Stock prices of the dozen largest public companies in the Indianapolis area all tumbled Monday morning as a Standard & Poor’s downgrade of U.S. debt spooked investors worldwide.
Meanwhile, investors poured money into U.S. bonds in spite of the Friday night downgrade, as investors concluded they are still the safest investment in turbulent times.
“The very investment that was downgraded is having a huge rally right now, while stocks are getting beat up right now,” said George Farra, a principal at Indianapolis-based firm Woodley Farra Manion Portfolio Management.
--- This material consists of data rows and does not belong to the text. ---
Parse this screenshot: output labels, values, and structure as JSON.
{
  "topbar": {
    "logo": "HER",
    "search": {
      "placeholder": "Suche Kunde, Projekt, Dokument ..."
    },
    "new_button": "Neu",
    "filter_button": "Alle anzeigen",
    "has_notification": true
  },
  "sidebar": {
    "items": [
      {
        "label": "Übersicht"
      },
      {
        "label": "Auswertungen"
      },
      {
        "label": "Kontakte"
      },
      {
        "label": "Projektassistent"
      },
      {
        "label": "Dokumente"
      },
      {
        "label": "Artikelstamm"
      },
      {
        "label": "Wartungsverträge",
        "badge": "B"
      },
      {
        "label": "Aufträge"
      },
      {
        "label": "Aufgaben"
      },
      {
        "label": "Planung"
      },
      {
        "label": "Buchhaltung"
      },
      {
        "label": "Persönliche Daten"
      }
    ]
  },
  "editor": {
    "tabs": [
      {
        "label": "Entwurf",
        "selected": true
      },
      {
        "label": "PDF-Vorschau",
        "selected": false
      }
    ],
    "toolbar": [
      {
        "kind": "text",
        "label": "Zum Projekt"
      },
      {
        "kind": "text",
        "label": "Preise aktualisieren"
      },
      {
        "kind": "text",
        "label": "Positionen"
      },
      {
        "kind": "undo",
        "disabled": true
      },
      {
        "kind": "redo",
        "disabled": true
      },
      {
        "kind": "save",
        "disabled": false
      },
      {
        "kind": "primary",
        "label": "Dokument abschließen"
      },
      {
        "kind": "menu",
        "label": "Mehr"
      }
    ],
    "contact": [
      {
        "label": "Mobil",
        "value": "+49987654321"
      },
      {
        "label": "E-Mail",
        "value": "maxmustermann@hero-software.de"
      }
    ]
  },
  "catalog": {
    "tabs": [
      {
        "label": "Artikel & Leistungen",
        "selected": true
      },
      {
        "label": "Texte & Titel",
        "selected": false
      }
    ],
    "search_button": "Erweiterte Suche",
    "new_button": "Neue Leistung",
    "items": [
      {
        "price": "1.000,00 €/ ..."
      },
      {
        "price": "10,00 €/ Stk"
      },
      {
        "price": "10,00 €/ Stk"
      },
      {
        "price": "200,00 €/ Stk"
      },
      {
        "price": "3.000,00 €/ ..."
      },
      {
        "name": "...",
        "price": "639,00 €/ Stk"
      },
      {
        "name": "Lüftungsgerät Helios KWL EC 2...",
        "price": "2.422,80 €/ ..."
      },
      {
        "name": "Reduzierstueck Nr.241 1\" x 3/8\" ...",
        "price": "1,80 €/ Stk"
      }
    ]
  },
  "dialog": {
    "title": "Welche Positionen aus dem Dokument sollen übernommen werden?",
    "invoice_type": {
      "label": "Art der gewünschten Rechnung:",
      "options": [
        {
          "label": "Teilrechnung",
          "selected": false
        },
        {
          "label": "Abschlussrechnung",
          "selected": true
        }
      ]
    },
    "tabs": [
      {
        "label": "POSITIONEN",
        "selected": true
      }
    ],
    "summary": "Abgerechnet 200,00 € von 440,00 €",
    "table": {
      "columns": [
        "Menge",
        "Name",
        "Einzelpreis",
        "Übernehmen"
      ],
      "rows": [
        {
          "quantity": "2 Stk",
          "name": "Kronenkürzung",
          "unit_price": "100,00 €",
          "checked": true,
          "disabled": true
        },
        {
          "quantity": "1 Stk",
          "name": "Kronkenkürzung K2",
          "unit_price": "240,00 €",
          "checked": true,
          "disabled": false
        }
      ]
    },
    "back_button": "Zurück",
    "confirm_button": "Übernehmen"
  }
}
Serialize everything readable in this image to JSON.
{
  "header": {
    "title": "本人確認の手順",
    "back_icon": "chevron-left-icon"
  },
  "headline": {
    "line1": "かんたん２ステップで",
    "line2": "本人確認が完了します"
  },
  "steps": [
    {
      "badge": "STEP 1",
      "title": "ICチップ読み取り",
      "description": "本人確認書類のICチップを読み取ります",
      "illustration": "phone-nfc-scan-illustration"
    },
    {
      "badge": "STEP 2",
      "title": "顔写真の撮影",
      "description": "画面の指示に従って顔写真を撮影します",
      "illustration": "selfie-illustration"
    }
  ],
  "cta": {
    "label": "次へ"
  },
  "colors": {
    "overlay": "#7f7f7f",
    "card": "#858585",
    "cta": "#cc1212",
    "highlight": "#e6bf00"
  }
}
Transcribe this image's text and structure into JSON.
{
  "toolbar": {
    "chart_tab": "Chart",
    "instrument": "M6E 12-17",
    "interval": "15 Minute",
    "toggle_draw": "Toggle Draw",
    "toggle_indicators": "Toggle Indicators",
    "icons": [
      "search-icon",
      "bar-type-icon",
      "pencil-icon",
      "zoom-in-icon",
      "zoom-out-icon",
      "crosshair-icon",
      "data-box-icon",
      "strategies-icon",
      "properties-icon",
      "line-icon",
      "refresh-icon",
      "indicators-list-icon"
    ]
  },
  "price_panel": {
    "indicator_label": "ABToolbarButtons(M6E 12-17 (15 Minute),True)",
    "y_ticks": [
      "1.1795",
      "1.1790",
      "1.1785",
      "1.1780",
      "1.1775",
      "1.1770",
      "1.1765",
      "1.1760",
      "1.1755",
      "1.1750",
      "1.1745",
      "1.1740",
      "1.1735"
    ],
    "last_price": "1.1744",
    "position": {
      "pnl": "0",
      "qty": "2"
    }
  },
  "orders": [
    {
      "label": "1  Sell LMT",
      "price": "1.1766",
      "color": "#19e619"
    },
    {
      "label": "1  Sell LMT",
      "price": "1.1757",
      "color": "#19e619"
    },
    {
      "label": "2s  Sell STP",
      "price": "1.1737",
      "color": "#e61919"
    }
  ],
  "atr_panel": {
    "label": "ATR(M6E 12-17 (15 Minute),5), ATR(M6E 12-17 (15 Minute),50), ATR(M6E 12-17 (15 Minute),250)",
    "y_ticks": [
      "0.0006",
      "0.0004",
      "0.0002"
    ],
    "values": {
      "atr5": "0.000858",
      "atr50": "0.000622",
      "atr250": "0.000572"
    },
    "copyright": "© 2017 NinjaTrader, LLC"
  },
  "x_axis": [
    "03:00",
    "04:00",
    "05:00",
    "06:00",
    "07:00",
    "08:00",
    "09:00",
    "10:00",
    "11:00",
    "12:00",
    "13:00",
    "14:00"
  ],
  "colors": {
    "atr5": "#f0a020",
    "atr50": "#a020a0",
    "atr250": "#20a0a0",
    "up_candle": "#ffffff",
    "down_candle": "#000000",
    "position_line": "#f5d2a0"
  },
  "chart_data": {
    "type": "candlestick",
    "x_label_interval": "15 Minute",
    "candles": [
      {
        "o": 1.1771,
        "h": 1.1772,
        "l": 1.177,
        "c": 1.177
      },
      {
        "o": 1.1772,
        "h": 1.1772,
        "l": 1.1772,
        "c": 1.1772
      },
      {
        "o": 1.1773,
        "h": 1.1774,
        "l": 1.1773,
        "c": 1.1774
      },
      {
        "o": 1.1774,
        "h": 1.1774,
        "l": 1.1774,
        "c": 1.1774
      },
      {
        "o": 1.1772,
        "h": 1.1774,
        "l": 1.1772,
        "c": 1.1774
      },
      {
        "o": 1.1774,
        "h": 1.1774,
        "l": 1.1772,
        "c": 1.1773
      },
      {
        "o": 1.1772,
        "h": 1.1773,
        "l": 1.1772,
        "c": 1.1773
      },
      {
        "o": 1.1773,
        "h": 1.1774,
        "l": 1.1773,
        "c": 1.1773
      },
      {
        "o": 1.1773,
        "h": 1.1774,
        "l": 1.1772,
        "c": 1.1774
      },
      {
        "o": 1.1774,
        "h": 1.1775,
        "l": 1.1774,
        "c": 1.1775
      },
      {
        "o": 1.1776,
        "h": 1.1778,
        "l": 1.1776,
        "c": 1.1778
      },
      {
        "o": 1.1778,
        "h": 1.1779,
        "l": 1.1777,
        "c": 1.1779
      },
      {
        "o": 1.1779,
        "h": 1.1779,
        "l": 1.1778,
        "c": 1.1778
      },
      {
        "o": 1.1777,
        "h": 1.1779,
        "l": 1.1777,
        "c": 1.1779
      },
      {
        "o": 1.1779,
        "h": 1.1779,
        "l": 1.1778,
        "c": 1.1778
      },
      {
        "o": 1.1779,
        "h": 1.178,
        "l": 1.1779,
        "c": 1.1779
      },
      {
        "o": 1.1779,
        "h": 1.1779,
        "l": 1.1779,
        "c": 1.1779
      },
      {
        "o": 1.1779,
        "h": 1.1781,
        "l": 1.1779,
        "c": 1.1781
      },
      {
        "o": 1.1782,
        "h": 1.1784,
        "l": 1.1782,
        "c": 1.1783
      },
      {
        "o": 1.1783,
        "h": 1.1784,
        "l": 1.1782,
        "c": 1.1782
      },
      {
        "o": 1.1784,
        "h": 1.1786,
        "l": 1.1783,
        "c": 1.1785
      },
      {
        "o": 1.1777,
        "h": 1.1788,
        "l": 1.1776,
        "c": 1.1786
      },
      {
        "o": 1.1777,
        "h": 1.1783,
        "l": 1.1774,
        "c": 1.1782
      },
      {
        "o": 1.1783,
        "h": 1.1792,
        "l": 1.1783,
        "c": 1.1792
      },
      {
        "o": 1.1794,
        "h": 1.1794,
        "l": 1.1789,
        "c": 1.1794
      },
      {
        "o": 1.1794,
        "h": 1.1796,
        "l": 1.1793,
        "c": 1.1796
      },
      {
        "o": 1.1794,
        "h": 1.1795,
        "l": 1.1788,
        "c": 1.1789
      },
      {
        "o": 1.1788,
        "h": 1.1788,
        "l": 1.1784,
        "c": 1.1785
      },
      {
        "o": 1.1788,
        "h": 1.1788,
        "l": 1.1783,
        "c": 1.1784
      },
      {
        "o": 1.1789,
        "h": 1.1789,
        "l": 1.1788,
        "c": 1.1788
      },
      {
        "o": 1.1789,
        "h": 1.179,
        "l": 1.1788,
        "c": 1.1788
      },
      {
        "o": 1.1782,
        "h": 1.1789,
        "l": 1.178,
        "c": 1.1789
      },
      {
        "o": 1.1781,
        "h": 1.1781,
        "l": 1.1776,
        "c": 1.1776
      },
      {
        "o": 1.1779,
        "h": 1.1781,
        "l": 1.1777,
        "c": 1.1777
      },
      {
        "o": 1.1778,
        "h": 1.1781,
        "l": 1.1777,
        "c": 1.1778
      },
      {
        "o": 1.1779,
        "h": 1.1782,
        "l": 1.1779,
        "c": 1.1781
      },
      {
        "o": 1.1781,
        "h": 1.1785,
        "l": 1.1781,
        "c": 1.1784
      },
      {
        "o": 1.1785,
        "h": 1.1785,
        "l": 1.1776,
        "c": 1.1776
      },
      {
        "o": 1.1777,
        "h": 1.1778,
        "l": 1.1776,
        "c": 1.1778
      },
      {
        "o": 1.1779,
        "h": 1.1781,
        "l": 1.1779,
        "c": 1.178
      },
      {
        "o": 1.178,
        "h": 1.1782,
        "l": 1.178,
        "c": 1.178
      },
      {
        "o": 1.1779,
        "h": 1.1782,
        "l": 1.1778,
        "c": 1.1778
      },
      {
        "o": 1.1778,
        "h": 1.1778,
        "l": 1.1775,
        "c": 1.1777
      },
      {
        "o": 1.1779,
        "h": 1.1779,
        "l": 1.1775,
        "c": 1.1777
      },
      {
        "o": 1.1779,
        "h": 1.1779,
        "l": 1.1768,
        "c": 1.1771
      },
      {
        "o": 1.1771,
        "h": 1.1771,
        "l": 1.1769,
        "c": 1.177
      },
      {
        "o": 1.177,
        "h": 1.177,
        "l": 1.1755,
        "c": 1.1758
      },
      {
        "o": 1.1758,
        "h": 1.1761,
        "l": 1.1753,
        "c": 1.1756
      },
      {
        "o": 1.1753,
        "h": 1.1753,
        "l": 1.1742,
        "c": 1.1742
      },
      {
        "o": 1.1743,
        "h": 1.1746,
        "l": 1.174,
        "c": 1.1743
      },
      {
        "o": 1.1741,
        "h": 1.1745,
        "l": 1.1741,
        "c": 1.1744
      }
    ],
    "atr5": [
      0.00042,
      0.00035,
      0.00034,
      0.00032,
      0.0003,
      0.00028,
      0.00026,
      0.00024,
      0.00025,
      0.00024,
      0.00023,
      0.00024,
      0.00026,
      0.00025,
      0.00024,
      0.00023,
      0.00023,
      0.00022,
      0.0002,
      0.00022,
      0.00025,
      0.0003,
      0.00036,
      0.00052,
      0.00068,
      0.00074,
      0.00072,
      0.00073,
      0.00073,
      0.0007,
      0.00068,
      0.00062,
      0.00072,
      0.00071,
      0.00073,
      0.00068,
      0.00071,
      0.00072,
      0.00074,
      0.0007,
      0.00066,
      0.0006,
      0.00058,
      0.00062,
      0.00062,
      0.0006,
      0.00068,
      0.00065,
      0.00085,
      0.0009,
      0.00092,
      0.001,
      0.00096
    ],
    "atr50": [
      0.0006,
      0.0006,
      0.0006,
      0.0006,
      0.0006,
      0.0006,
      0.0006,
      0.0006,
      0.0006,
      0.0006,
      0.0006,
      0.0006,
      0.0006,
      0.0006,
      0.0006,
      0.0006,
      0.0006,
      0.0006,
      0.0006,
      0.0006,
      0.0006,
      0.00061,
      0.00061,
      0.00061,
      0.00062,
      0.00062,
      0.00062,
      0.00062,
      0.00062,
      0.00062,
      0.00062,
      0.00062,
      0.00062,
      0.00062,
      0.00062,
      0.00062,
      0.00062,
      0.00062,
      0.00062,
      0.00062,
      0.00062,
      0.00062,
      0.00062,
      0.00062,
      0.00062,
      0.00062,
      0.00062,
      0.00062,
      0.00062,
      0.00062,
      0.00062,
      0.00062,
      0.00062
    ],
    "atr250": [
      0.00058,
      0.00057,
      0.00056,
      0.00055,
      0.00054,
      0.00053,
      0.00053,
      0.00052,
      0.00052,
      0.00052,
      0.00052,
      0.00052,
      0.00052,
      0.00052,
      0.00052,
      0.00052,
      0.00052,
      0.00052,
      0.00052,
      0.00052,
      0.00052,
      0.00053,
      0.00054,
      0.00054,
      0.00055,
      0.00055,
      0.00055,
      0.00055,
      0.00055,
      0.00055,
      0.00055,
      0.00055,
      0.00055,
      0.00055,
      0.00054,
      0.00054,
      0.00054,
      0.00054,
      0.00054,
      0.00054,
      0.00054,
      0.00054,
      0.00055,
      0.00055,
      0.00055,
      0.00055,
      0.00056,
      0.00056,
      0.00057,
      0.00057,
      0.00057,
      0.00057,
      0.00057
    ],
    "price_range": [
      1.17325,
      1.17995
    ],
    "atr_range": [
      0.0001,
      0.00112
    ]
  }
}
Farra said he got fewer than 10 client inquiries about how to respond to the S&P downgrade. He said client concerns were bigger in July leading up to the Aug. 2 deal in Congress to cut the U.S. federal budget in exchange for raising its debt ceiling.
But in recognition that stock markets are in their worst decline since the aftermath of the Lehman Brothers collapse in September 2008, Farra took “defensive measures” by selling stocks and putting the cash in money market accounts.
Those kinds of decisions continued to hammer stocks Monday morning. By 10:30 a.m., local retailer HHGregg Inc. had suffered a 9.3-percent decline in its stock price. Carmel-based ITT Educational Services Inc. shed 6 percent of its stock value. Even Columbus-based Cummins Inc.—which has been enjoying phenomenal growth in China and other world markets—lost 5.8 percent in value.
You know something is off, Farra said, “When you see people selling Cummins Engine. Their fundamentals are phenomenal.”
Among other local companies, shares of Eli Lilly and Co. fell 2 percent; shares of WellPoint Inc., Simon Property Group and The Finish Line Inc. all dropped about 3.5 percent; and Brightpoint Inc., CNO Financial Group Inc. and Duke Realty Corp. all lost more than 5 percent.
The Dow Jones industrial average fell more than 250 points minutes after the opening bell on Wall Street. It recovered some of those losses, then fell again and was down 295 points in mid-morning trading.
Stock markets in Asia began the global rout. The main stock index fell almost 4 percent in South Korea and more than 2 percent in Japan. European markets opened later and fell, too, with Germany down 3 percent and France 2.5 percent.
It was the first chance for global investors to respond to S&P's announcement late Friday that it was reducing its credit rating for long-term U.S. government debt by one notch, from AAA, the highest rating, to AA+.
The move wasn't a total surprise but came when investors were already feeling nervous about a weak U.S. economy, European debt problems and Japan's recovery from its March earthquake.
In other early trading on Wall Street, the S&P 500 index fell 36 points, or 3 percent, to 1,163. The Nasdaq composite index fell 84 points, or 3.3 percent, to 2,449. The Dow was at 11,146, down 2.6 percent.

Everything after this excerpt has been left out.